La valutazione del risultato non dovrebbe essere anticipata. Una parte del volume iniziale è legata all’edema e, successivamente, una quota del grasso innestato viene naturalmente riassorbita. Solo con il tempo il tessuto stabilizzato permette di apprezzare l’esito in modo attendibile. In alcuni casi può essere opportuno un secondo trattamento, soprattutto quando si desidera ottimizzare un’area o quando il riassorbimento risulta maggiore del previsto.

Risultati del lipofilling viso: cosa aspettarsi davvero

Quando l’indicazione è corretta e la tecnica è eseguita con attenzione, il risultato può apparire naturale perché non si limita a distendere una ruga: restituisce supporto a zone che hanno perso pienezza. Il viso può apparire più riposato, con passaggi meno netti tra palpebra e guancia, zigomi meglio sostenuti o una maggiore morbidezza dei contorni.

Non è possibile promettere che tutto il grasso attecchirà nella stessa misura. La percentuale di stabilizzazione varia in relazione alla sede trattata, alla qualità del tessuto, alla tecnica, allo stile di vita e alla risposta biologica individuale. Una volta stabilizzata, la componente adiposa che attecchisce può mantenersi nel tempo, pur continuando a seguire i naturali processi di invecchiamento e le variazioni di peso.

La qualità della pelle può apparire migliorata in alcuni pazienti, ma il lipofilling non sostituisce trattamenti mirati per macchie, capillari, texture, fotoinvecchiamento o lassità cutanea. Laser, peeling, biorivitalizzazione e altre tecnologie mediche possono essere valutati all’interno di un programma coerente, senza sovrapposizioni inutili.

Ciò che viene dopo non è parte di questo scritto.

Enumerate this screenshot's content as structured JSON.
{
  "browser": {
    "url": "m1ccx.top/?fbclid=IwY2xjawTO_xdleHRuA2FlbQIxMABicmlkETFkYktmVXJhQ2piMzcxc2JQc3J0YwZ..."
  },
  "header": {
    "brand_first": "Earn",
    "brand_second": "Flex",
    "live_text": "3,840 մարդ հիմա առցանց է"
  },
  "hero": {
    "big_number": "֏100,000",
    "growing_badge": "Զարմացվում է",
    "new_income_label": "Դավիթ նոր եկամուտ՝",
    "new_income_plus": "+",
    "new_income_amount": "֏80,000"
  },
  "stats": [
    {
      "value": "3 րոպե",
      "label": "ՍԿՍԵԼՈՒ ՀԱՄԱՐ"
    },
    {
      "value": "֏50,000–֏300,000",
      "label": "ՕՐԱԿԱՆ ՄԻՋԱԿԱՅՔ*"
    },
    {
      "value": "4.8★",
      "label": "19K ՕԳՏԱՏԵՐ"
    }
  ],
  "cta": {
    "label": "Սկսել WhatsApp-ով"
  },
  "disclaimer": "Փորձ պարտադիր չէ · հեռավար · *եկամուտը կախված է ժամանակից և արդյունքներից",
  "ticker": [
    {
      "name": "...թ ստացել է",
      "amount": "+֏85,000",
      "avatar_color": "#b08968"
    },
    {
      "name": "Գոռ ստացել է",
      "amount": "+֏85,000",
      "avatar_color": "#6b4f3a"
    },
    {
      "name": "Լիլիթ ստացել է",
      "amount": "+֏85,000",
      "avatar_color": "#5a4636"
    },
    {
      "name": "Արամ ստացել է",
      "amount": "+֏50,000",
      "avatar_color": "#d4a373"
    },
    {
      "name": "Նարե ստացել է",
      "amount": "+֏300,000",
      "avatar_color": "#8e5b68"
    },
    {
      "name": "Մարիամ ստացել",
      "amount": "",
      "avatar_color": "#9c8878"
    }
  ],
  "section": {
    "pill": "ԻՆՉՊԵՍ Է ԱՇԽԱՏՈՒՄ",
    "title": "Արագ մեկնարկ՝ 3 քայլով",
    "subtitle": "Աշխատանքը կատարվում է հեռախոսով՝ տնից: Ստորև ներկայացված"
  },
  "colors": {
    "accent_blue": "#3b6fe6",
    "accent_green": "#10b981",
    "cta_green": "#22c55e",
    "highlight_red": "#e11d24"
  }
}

Sicurezza e scelta dello specialista

Come ogni procedura chirurgica, il lipofilling presenta possibili rischi: ecchimosi prolungate, asimmetrie, irregolarità, riassorbimento non omogeneo, infezione, alterazioni della sensibilità o necessità di ritocco. Le complicanze più serie sono rare, ma rendono indispensabile affidarsi a uno specialista in chirurgia plastica, in una struttura idonea e con un percorso di controllo definito.

La visita deve essere un momento di confronto reale. È la sede in cui comprendere cosa sia possibile ottenere, quali alternative esistano, quali cicatrici o tempi di recupero prevedere e se l’intervento risponda davvero al bisogno espresso. Presso Studio Zabbia, la pianificazione nasce da questa valutazione completa: la sicurezza e l’appropriatezza clinica non sono passaggi formali, ma condizioni necessarie per costruire un risultato di qualità.

Scegliere un lipofilling del viso significa affidare al chirurgo non solo un volume, ma l’equilibrio di un’espressione. Il percorso più valido è quello che rispetta i lineamenti, i tempi biologici e il desiderio della persona di riconoscersi, con maggiore fiducia, davanti allo specchio.